Tutorial - AudioCraft

Let's run Meta's AudioCraft, to produce high-quality audio and music on Jetson!

What you need

  1. One of the following Jetson devices:

    Jetson AGX Orin (64GB) Jetson AGX Orin (32GB) Jetson Orin Nano (8GB)

  2. Running one of the following versions of JetPack:

    JetPack 5 (L4T r35.x)

  3. Sufficient storage space (preferably with NVMe SSD).

    • 10.7 GB for audiocraft container image
    • Space for checkpoints
  4. Clone and setup jetson-containers:

    git clone https://github.com/dusty-nv/jetson-containers
    bash jetson-containers/install.sh
    

How to start

Use run.sh and autotag script to automatically pull or build a compatible container image.

jetson-containers run $(autotag audiocraft)

The container has a default run command (CMD) that will automatically start the Jupyter Lab server.

Open your browser and access http://<IP_ADDRESS>:8888.
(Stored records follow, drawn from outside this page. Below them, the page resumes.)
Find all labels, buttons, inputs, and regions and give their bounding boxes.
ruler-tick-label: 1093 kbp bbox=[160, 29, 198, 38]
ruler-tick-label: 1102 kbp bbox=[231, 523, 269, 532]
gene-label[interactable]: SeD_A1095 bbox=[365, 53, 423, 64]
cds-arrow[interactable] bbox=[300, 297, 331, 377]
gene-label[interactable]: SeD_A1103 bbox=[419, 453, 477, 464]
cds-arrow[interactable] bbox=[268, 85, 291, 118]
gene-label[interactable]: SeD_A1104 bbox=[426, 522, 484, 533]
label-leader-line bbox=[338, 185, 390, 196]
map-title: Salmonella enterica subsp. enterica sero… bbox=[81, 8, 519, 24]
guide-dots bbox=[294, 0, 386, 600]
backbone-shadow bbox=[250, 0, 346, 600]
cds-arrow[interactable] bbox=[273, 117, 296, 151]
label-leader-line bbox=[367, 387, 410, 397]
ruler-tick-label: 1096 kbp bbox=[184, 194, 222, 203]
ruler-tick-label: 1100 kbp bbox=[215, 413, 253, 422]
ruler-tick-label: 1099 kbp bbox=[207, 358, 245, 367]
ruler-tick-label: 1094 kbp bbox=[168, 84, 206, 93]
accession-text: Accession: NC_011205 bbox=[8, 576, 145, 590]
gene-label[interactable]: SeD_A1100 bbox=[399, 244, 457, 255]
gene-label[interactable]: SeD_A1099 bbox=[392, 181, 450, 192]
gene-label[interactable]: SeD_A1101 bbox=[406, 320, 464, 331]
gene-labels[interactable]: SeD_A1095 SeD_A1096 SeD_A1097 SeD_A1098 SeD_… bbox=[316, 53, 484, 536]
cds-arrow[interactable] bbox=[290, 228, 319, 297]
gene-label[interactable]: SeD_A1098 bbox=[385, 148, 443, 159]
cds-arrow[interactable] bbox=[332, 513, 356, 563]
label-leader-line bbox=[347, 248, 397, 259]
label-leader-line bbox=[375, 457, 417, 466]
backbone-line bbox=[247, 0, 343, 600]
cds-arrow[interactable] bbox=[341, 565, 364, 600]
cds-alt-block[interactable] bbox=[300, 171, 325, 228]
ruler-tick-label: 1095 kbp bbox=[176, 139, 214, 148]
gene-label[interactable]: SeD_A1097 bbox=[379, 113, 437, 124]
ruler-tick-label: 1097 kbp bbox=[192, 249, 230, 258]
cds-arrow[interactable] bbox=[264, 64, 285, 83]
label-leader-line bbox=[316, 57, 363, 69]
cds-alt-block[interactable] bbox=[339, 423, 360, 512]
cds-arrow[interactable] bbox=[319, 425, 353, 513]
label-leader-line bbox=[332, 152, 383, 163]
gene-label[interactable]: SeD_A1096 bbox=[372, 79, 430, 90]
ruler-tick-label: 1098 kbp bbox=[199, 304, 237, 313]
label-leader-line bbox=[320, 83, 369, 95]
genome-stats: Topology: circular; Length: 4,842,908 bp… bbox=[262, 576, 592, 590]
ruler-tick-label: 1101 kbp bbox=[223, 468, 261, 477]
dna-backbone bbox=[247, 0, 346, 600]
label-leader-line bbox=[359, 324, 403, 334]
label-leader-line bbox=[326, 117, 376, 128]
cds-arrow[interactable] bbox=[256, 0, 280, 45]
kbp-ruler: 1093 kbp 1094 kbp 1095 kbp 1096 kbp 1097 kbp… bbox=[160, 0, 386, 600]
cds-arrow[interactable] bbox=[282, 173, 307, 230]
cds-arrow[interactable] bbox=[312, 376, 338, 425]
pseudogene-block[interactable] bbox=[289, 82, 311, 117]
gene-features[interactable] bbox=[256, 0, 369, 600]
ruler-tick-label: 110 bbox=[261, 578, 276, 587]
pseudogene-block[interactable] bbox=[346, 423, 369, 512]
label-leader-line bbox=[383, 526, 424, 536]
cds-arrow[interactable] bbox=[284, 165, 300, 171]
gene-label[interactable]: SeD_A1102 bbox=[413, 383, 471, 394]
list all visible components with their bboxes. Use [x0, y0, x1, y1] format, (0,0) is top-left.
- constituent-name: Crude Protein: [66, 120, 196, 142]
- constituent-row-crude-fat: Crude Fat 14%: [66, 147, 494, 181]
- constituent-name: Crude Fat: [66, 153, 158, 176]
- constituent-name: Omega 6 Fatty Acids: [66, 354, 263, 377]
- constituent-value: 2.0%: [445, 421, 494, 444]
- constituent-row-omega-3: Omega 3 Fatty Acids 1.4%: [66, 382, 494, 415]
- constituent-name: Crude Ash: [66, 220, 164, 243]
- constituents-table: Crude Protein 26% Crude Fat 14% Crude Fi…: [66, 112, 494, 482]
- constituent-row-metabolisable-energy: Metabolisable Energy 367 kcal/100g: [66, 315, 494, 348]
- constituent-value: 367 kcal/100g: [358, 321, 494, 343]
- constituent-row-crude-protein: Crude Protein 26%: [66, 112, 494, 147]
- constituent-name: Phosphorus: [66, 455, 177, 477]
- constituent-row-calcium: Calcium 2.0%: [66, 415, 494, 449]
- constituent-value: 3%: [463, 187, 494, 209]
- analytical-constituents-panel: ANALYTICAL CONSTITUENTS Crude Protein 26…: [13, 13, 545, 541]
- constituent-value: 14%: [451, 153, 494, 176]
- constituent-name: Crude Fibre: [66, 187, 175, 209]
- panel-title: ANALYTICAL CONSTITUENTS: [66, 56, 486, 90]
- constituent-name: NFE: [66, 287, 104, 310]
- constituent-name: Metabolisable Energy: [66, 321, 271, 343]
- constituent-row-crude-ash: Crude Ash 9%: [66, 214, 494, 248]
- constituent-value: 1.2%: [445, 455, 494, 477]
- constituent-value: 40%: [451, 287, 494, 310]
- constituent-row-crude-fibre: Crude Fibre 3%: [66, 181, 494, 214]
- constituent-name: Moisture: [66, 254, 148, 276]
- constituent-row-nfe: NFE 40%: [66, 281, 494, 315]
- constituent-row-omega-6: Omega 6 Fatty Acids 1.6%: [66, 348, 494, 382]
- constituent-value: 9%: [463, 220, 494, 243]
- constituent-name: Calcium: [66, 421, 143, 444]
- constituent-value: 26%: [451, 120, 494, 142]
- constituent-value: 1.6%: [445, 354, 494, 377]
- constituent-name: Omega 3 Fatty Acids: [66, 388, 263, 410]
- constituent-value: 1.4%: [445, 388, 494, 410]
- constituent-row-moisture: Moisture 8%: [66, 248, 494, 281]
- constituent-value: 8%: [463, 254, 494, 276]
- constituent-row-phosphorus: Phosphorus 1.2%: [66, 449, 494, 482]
The default password for Jupyter Lab is nvidia.

Run Jupyter notebooks

AudioCraft repo comes with demo Jupyter notebooks.

On Jupyter Lab navigation pane on the left, double-click demos folder.

AudioGen demo

Run cells with Shift + Enter, first one will download models, which can take some time.

Info

You may encounter an error message like the following when executing the first cell, but you can keep going.

A matching Triton is not available, some optimizations will not be enabled.
Error caught was: No module named 'triton'

In the Audio Continuation cells, you can generate continuation based on text, while in Text-conditional Generation you can generate audio based just on text descriptions.

You can also use your own audio as prompt, and use text descriptions to generate continuation:

prompt_waveform, prompt_sr = torchaudio.load("../assets/sirens_and_a_humming_engine_approach_and_pass.mp3") # you can upload your own audio
prompt_duration = 2
prompt_waveform = prompt_waveform[..., :int(prompt_duration * prompt_sr)]
output = model.generate_continuation(prompt_waveform.expand(3, -1, -1), prompt_sample_rate=prompt_sr,descriptions=[
        'Subway train blowing its horn',   # text descriptions for continuation
        'Horse neighing furiously',
        'Cat hissing'
], progress=True)
display_audio(output, sample_rate=16000)

MusicGen and MAGNeT demos

The two other jupyter notebooks are similar to AuidioGen, where you can generate continuation or generate audio, while using models trained to generate music.